Kendlerini üstün gören kişilerin en belirgin özelliklerinden biri, başarılarını sergileme takıntısıdır. Sosyal ortamlarda ve özellikle profesyonel hayatta, konuşmaları domine ederek, kendi fikirlerini dayatarak ve sürekli ilgi odağı olmaya çalışarak kendilerini kabul ettirme çabasına girerler.
Aile ve arkadaş çevrelerinde ise bu durum, örtük bir itaat talebiyle birleşen bitmek bilmeyen bir hayranlık arayışına dönüşür. Ancak bu özgüvenli görüntünün altında, eleştiriye karşı yoğun bir hassasiyet yatar.
Bununla birlikte, kendini öne çıkarma eğilimi de gözlemleniyor. Genellikle ilk konuşan, başkalarının sözünü kesen ve kendi görüşünün en önemli olduğuna inanan onlardır. Bu tek taraflı iletişim tarzı, karşılarındaki kişilerin kendilerini görünmez ve değersiz hissetmesine neden olur.

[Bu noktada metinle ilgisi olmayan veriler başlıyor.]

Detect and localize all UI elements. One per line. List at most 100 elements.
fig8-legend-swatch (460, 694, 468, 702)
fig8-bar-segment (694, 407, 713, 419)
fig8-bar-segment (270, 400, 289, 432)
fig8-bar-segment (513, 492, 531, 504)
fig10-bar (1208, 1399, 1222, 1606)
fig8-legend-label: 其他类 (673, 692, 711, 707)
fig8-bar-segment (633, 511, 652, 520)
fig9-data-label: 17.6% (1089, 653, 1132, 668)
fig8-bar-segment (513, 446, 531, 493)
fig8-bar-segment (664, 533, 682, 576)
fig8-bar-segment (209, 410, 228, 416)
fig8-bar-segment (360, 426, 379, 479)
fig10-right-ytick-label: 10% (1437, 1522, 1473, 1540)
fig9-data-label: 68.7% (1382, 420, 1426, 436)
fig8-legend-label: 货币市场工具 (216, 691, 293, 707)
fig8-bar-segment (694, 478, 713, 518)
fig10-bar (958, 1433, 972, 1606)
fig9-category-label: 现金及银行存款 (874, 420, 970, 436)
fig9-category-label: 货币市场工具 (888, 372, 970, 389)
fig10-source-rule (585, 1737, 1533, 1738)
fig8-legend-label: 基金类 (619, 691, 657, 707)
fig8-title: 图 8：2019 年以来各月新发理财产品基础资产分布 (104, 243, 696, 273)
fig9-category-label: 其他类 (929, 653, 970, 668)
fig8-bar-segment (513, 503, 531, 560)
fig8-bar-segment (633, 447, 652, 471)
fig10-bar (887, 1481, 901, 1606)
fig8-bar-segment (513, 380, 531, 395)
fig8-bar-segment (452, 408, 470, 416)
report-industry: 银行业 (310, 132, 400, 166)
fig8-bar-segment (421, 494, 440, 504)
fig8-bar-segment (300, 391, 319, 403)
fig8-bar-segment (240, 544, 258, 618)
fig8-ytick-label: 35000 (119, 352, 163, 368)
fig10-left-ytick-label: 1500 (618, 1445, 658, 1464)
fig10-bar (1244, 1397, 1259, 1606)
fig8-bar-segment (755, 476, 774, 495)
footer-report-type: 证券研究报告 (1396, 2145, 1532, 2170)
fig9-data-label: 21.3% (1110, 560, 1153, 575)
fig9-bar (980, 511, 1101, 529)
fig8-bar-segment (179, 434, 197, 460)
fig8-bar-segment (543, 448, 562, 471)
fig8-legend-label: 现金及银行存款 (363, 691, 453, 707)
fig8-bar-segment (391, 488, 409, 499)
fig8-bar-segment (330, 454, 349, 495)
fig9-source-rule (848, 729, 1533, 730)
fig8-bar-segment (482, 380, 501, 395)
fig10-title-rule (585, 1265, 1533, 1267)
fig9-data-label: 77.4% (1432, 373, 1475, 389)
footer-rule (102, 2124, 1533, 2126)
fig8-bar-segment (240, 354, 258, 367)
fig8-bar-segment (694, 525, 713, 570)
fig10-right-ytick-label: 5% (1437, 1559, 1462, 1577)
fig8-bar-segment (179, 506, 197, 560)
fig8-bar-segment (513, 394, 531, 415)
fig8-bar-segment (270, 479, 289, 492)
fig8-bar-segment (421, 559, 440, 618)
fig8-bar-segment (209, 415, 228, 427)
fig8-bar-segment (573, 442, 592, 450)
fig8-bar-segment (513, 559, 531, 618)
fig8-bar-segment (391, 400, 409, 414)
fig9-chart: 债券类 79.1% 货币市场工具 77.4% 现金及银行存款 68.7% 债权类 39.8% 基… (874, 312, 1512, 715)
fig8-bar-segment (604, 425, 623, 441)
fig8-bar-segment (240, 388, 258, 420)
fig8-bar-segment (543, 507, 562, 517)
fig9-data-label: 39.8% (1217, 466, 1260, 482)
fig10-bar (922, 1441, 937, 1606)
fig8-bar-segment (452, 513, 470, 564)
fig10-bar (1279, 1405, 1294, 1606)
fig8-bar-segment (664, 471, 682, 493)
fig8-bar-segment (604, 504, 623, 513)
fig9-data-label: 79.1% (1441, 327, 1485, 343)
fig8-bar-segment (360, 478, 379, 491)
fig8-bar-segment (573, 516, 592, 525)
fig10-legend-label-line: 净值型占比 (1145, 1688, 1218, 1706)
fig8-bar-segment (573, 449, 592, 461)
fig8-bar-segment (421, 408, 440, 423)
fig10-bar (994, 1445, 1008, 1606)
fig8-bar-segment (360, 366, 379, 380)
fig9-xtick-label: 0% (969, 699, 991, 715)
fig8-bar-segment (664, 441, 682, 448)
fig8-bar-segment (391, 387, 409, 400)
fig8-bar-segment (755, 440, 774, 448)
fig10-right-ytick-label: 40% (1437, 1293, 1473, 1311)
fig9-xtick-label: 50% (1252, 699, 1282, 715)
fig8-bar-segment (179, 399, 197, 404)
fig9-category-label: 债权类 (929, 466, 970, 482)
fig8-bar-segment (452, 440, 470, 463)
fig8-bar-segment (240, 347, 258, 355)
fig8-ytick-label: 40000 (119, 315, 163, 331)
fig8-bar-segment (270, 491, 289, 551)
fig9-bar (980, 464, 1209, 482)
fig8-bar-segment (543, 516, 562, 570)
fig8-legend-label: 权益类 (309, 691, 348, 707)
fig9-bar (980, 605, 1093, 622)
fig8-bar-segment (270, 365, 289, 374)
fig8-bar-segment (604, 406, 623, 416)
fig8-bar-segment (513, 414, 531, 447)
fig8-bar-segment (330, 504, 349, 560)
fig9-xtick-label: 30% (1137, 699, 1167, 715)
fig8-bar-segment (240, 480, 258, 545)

Kendlerini üstün görenler için “hayır” cevabı neredeyse kabul edilemez. Bir engelle veya reddedilmeyle karşılaştıklarında, öfkelenmeleri ve kontrolü yeniden ele geçirmek için manipülasyona başvurmaları an meselesidir.
Sınırları ve otoriteyi kabul edememeleri, duygusal bir olgunlaşmamışlığın ve kendi değerlerine dair çarpık bir bakış açısının yansımasıdır. Sağlıklı bir takdir ihtiyacının çok ötesinde, en sıradan davranışları için bile sürekli övgü beklerler.
Bu bitmek bilmeyen hayranlık arayışı, çevrelerindeki insanlar için yorucu hale gelir ve dengeli ilişkiler kurmayı imkânsızlaştırır.